JONES, Okla. – Luther and Jones might be neighboring towns, only nine miles apart – but their contention on the gridiron is tense and now controversial.
Here’s the controversy: Jones fans on the sidelines of a fifth grade youth football game wearing shirts with bold lettering ‘f Luther.’

We’re told, by the Red Dirt Football League founder, there were four parents who wore the T- shirts at the youth football game between Luther and Jones on Saturday. We also spoke with the founder and the coach for the Luther team, both agreeing it was unacceptable behavior.
Customers at Roosters Cafe in Jones were not happy to see a fellow resident wearing the T-shirt to the youth football game over the weekend.

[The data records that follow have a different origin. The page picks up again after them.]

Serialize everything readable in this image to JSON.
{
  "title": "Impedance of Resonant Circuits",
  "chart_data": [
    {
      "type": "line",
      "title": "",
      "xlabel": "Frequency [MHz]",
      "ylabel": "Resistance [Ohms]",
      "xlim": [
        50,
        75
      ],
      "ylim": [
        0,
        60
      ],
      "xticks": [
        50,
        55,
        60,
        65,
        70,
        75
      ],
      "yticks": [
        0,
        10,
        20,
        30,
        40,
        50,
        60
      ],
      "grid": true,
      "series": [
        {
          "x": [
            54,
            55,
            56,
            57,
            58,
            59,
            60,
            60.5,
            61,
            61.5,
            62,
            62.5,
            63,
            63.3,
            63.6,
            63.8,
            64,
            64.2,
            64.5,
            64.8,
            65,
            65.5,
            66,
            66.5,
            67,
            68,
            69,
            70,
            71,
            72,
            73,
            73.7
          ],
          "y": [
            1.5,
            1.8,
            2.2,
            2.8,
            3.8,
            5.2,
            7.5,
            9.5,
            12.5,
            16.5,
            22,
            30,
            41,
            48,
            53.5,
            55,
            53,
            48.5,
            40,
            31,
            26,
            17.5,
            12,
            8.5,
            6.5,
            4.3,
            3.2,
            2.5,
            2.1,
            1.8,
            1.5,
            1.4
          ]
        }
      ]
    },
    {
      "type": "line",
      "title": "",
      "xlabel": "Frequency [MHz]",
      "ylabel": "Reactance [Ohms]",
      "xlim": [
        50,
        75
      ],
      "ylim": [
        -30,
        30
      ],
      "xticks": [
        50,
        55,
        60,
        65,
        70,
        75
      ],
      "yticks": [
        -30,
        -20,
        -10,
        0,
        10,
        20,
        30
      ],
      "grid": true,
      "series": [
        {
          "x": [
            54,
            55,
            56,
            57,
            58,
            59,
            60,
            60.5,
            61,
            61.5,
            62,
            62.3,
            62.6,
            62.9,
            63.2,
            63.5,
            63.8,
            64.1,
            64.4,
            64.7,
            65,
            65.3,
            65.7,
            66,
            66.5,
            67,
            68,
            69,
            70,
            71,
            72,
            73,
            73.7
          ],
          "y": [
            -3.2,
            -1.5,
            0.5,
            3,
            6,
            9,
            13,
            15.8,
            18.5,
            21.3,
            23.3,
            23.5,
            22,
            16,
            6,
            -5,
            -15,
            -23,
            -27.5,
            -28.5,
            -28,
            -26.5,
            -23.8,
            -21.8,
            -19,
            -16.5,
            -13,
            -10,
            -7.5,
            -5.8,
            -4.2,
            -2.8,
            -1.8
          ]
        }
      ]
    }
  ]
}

“I think it’s very poor, poor taste,” said Jim Selders, a Jones resident.
“A parent like that should be barred from the team. That’s the way I look at it, because it’s for the children. It’s not for the parent,” said David Rogers, another Jones resident.
“They were not involved with the team in any way. They’re not involved in Jones All Sports. They’re not involved with Red Dirt Football,” said John Elerick, founder of the Red Dirt Football youth sports league. “They were spectators, and we really have no mechanism of controlling them.”

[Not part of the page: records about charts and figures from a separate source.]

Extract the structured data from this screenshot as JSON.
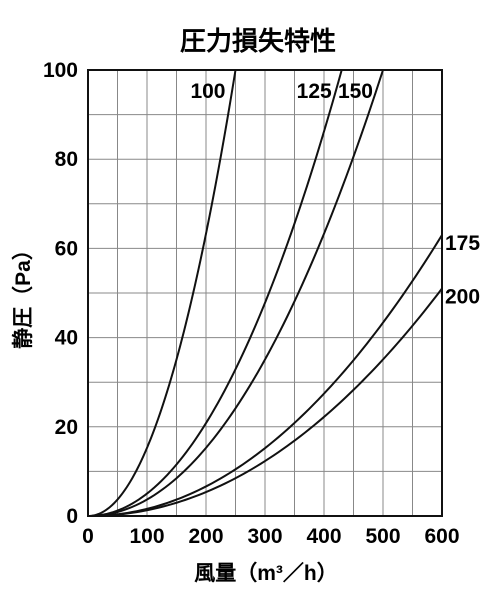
{
  "chart_data": {
    "type": "line",
    "title": "圧力損失特性",
    "xlabel": "風量（m³／h）",
    "ylabel": "静圧（Pa）",
    "xlim": [
      0,
      600
    ],
    "ylim": [
      0,
      100
    ],
    "x_ticks": [
      "0",
      "100",
      "200",
      "300",
      "400",
      "500",
      "600"
    ],
    "y_ticks": [
      "0",
      "20",
      "40",
      "60",
      "80",
      "100"
    ],
    "grid": true,
    "legend": "none",
    "series": [
      {
        "name": "100",
        "x": [
          0,
          50,
          100,
          150,
          200,
          225,
          250
        ],
        "y": [
          0,
          4,
          16,
          37,
          64,
          82,
          100
        ]
      },
      {
        "name": "125",
        "x": [
          0,
          100,
          200,
          300,
          350,
          400,
          430
        ],
        "y": [
          0,
          5.5,
          21.5,
          48.5,
          66,
          86,
          100
        ]
      },
      {
        "name": "150",
        "x": [
          0,
          100,
          200,
          300,
          400,
          450,
          500
        ],
        "y": [
          0,
          4.1,
          16.5,
          37,
          66,
          83,
          100
        ]
      },
      {
        "name": "175",
        "x": [
          0,
          100,
          200,
          300,
          400,
          500,
          600
        ],
        "y": [
          0,
          1.8,
          7,
          16,
          28,
          44,
          63
        ]
      },
      {
        "name": "200",
        "x": [
          0,
          100,
          200,
          300,
          400,
          500,
          600
        ],
        "y": [
          0,
          1.4,
          5.7,
          13,
          23,
          36,
          51
        ]
      }
    ]
  }
}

In a post on their Facebook page, the group added it’s rivalry and it’s time to get over it.
“Maybe, they were a bit severe, but that’s what they were – just responses,” Elerick said.
The Red Dirt Football youth sports league founder said the parents made them in retaliation of words said by the Luther football coach on a group text message calling the Jones team “cheaters.”

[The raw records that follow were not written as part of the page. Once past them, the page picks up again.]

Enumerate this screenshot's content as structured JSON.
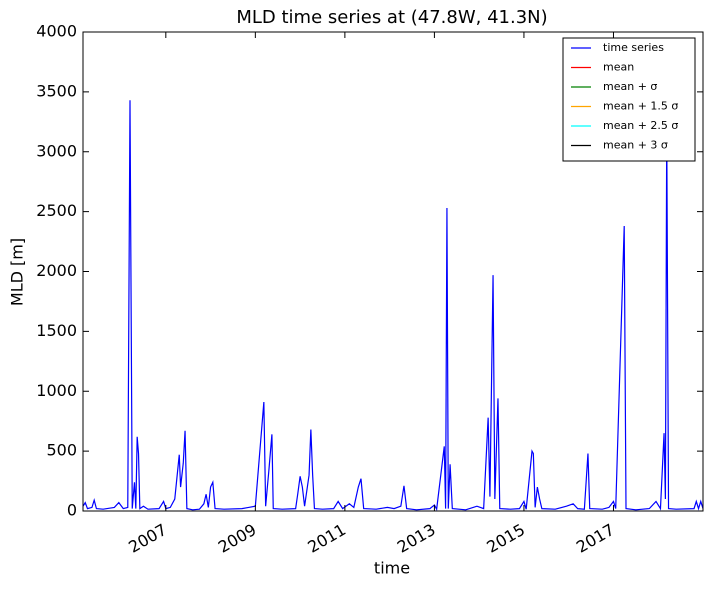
{
  "chart_data": {
    "type": "line",
    "title": "MLD time series at (47.8W, 41.3N)",
    "x_label": "time",
    "y_label": "MLD [m]",
    "x": [
      2005.15,
      2005.2,
      2005.25,
      2005.35,
      2005.4,
      2005.45,
      2005.6,
      2005.85,
      2005.95,
      2006.05,
      2006.15,
      2006.2,
      2006.25,
      2006.3,
      2006.33,
      2006.36,
      2006.39,
      2006.42,
      2006.5,
      2006.6,
      2006.85,
      2006.95,
      2007.0,
      2007.1,
      2007.2,
      2007.3,
      2007.33,
      2007.36,
      2007.39,
      2007.43,
      2007.47,
      2007.6,
      2007.75,
      2007.85,
      2007.9,
      2007.95,
      2008.0,
      2008.05,
      2008.1,
      2008.3,
      2008.7,
      2008.85,
      2009.0,
      2009.19,
      2009.23,
      2009.3,
      2009.37,
      2009.4,
      2009.6,
      2009.9,
      2009.95,
      2010.0,
      2010.05,
      2010.1,
      2010.2,
      2010.24,
      2010.28,
      2010.32,
      2010.5,
      2010.75,
      2010.85,
      2010.95,
      2011.1,
      2011.2,
      2011.3,
      2011.36,
      2011.42,
      2011.7,
      2011.95,
      2012.1,
      2012.25,
      2012.32,
      2012.38,
      2012.6,
      2012.9,
      2013.0,
      2013.05,
      2013.22,
      2013.25,
      2013.28,
      2013.31,
      2013.35,
      2013.4,
      2013.7,
      2013.95,
      2014.1,
      2014.2,
      2014.24,
      2014.31,
      2014.35,
      2014.42,
      2014.46,
      2014.7,
      2014.9,
      2015.0,
      2015.05,
      2015.18,
      2015.21,
      2015.25,
      2015.3,
      2015.35,
      2015.4,
      2015.7,
      2015.95,
      2016.1,
      2016.2,
      2016.35,
      2016.43,
      2016.47,
      2016.75,
      2016.9,
      2017.0,
      2017.05,
      2017.24,
      2017.28,
      2017.5,
      2017.8,
      2017.95,
      2018.05,
      2018.13,
      2018.16,
      2018.19,
      2018.23,
      2018.4,
      2018.8,
      2018.85,
      2018.9,
      2018.95,
      2019.0
    ],
    "series": [
      {
        "name": "time series",
        "color": "#0000ff",
        "values": [
          40,
          70,
          20,
          30,
          90,
          20,
          15,
          30,
          70,
          20,
          30,
          3430,
          20,
          240,
          20,
          620,
          480,
          20,
          40,
          15,
          20,
          80,
          20,
          30,
          100,
          470,
          200,
          300,
          400,
          670,
          20,
          10,
          15,
          60,
          140,
          30,
          200,
          240,
          20,
          15,
          20,
          30,
          40,
          910,
          40,
          330,
          640,
          20,
          15,
          20,
          150,
          290,
          200,
          40,
          300,
          680,
          300,
          20,
          15,
          20,
          80,
          20,
          60,
          30,
          200,
          270,
          20,
          15,
          30,
          20,
          40,
          210,
          20,
          10,
          20,
          50,
          15,
          540,
          20,
          2530,
          20,
          390,
          20,
          10,
          40,
          20,
          780,
          120,
          1970,
          100,
          940,
          20,
          15,
          20,
          80,
          15,
          500,
          480,
          30,
          200,
          100,
          20,
          15,
          40,
          60,
          20,
          15,
          480,
          20,
          15,
          30,
          80,
          20,
          2380,
          20,
          10,
          20,
          80,
          20,
          650,
          100,
          3200,
          20,
          15,
          20,
          80,
          20,
          80,
          20
        ]
      },
      {
        "name": "mean",
        "color": "#ff0000"
      },
      {
        "name": "mean + σ",
        "color": "#008000"
      },
      {
        "name": "mean + 1.5 σ",
        "color": "#ffa500"
      },
      {
        "name": "mean + 2.5 σ",
        "color": "#00ffff"
      },
      {
        "name": "mean + 3 σ",
        "color": "#000000"
      }
    ],
    "xlim": [
      2005.15,
      2019.0
    ],
    "xticks": [
      2007,
      2009,
      2011,
      2013,
      2015,
      2017
    ],
    "ylim": [
      0,
      4000
    ],
    "yticks": [
      0,
      500,
      1000,
      1500,
      2000,
      2500,
      3000,
      3500,
      4000
    ],
    "grid": false,
    "legend": "upper right"
  }
}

“I did make some comments, but it wasn’t toward them, the way they took it. It was more to fire up my team for a semifinals game is all it was,” the coach said.
Patrick Molina admits he shouldn’t have said it in the first place.
“I said some inappropriate things I shouldn’t have said. I kind of put my foot in my mouth,” the fifth grade coach for the Luther youth football team said.
And, the league’s founder said he and the coach reprimanded the parents after the game for wearing the shirts.
“This was immature behavior, and I told that to the Jones folks from the very beginning,” Elerick said.
Now, both teams are hoping to move on from the heated shirt controversy for the kids.